I don’t care about any repurcussions such an investigation might have. I don’t care that it might cause a “tit for tat” response from the Republicans when next they hold the Whitehouse again. That doesn’t matter. Investigating and prosecuting the men and women who brought our country to this storry state is more important.
Malcolm Nance has a biting op-ed piece in Sunday’s New York Daily News that coldy and calmly lays out the reasons why the Bush torture architects need to be prosecuted. Everyone should read it.

Categories: Politics





Waterboarding seems to have helped keep us free from another terror attack… lets see what happens to that sorry state of things after Obama. Then watch Obama retaliate with some pretty extreme vengeance for having looked the appeaser.

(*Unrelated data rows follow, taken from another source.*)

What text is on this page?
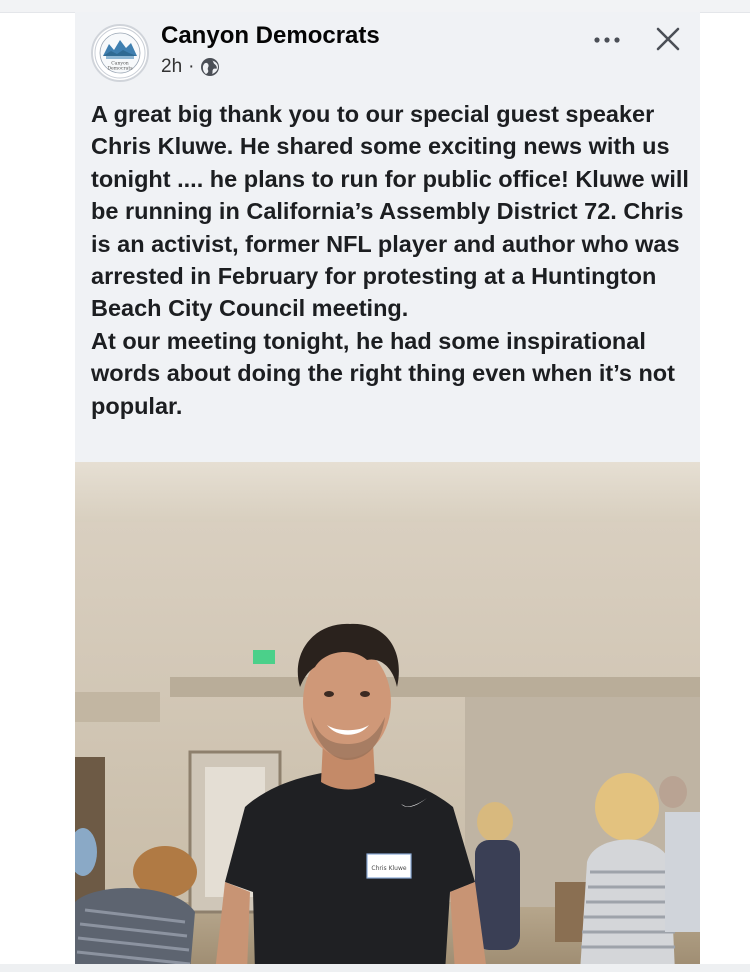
Canyon
Democrats
Canyon Democrats
2h ·

A great big thank you to our special guest speaker Chris Kluwe. He shared some exciting news with us tonight .... he plans to run for public office! Kluwe will be running in California’s Assembly District 72. Chris is an activist, former NFL player and author who was arrested in February for protesting at a Huntington Beach City Council meeting.
At our meeting tonight, he had some inspirational words about doing the right thing even when it’s not popular.

Chris Kluwe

A real sorry state on the horizon I fear.
“Waterboarding seems to have helped keep us free from another terror attack”. Really? I wouldn’t be so sure of that. c.f. http://scienceblogs.com/dispatches/2009/04/lies_about_torture.php
We need the administration to release the stuff that was redacted in the memos on the results of the interrogations.
The issue is given the capture of a combatant fighting outside the rules of war (the Geneva Conventions–in which case all that could be asked is name, rank, and serial number) than what are the rules for coercing information out of them. They’re not criminals. They’re combatants at war with the United States and fighting beyond the rules of warfare.
So were is the boundary between coercion and torture? The Administration attempted to define that witness the memos and opinions. Congress was briefed at the time and concurred with the methods.
I find waterboarding acceptable especially if it holds the promise of being effective on extracting intel on future assaults.
Obama needs to release the documents explaining the results which they continue to redact out. That’s wrong…
There’s the rub. I haven’t seen anything that indicates waterboading these people generated any useful intelligence. I _have_ seen strong evidence that waterboarding KSM generated false information that screwed up the prosecution of people in Pakistan who did do heinous things.
I don’t buy the argument that because they are fighting outside the rules of war, that we should. That’s equivalent to the old “Would you jump off a building just because Jimmy is doing it?” argument. Some things are wrong and shouldn’t be done. The U.S. prosecuted Japanese military for torturing U.S. prisoners of war and has even prosecuted a U.S. citizen for torture (a local-level law enforcement officer). For us to turn around and use the same techniques in heinous and should be prosecuted.
I do believe we are in violent agreemnt here.